Location
- Adak, Alaska United States

District information
- Grades: K–12
- Closed: 1996
- Schools: 1 (Adak Naval Station School)

Students and staff
- Students: 551
- Teachers: 37

= Adak Region School District =

Defunct school district in Alaska, US

Adak Region School District was a school district formerly in operation in Adak, Alaska.

==History==
The district's sole school was the K-12 Adak Naval Station School, which had 37 teachers and 551 students circa October 1978.

Ed Gilley was the final superintendent of the district; he was hired for the position in 1989. Circa 1994 the final student left the Adak district as the Adak Naval Air Station closed. The students left the district when the U.S. Navy removed children and spouses from the air station. The district itself closed in June 1996, due to a ruling from a state court.

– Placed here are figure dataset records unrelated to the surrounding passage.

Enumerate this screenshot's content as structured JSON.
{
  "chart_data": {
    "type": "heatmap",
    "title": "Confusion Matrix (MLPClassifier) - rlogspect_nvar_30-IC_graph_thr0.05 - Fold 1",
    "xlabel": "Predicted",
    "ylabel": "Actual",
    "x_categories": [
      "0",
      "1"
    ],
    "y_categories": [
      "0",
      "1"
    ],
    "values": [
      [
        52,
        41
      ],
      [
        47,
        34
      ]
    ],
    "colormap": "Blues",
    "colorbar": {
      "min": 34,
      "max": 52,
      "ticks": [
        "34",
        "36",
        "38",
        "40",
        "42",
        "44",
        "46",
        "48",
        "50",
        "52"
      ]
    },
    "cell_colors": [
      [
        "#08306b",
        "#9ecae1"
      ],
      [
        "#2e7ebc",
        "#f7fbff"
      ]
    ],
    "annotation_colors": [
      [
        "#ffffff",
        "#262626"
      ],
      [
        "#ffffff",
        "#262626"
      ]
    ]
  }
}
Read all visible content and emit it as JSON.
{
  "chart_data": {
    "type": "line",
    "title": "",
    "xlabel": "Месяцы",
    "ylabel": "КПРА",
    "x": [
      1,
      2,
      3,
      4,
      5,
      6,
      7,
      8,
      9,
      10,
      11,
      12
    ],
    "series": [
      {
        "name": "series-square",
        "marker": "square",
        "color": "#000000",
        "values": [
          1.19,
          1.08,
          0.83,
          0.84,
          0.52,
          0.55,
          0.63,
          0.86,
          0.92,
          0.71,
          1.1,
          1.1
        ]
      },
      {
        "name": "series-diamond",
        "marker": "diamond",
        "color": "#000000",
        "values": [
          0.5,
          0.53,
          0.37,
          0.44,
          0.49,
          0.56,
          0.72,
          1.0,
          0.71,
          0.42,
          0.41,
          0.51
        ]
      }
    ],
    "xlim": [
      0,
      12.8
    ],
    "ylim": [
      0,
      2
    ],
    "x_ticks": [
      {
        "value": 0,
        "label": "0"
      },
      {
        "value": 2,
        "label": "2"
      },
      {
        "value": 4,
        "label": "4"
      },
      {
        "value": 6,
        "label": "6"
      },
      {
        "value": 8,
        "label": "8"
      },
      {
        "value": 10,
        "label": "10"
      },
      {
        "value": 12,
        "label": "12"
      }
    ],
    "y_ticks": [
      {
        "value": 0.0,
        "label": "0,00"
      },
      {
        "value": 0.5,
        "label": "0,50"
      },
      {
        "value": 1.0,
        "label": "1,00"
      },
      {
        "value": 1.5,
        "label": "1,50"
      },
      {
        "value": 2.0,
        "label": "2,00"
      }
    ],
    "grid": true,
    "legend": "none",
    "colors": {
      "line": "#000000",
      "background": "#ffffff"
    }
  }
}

From 1994 to 1996, Gilley remained as the superintendent as he was distributing district assets. Gilley became the superintendent of the Kashunamiut School District after the dissolution of the Adak district. The state of Alaska sought to revoke Gilley's certificate for being a school administrator, accusing him of improperly billing the district, taking district-funded trips, and unfairly reporting a higher income than he had to the Alaska teacher retirement system. In 1998, Gilley agreed to voluntarily give up his license without admitting to wrongdoing.

Adak School was established by the Aleutian Region School District. It closed in 2023.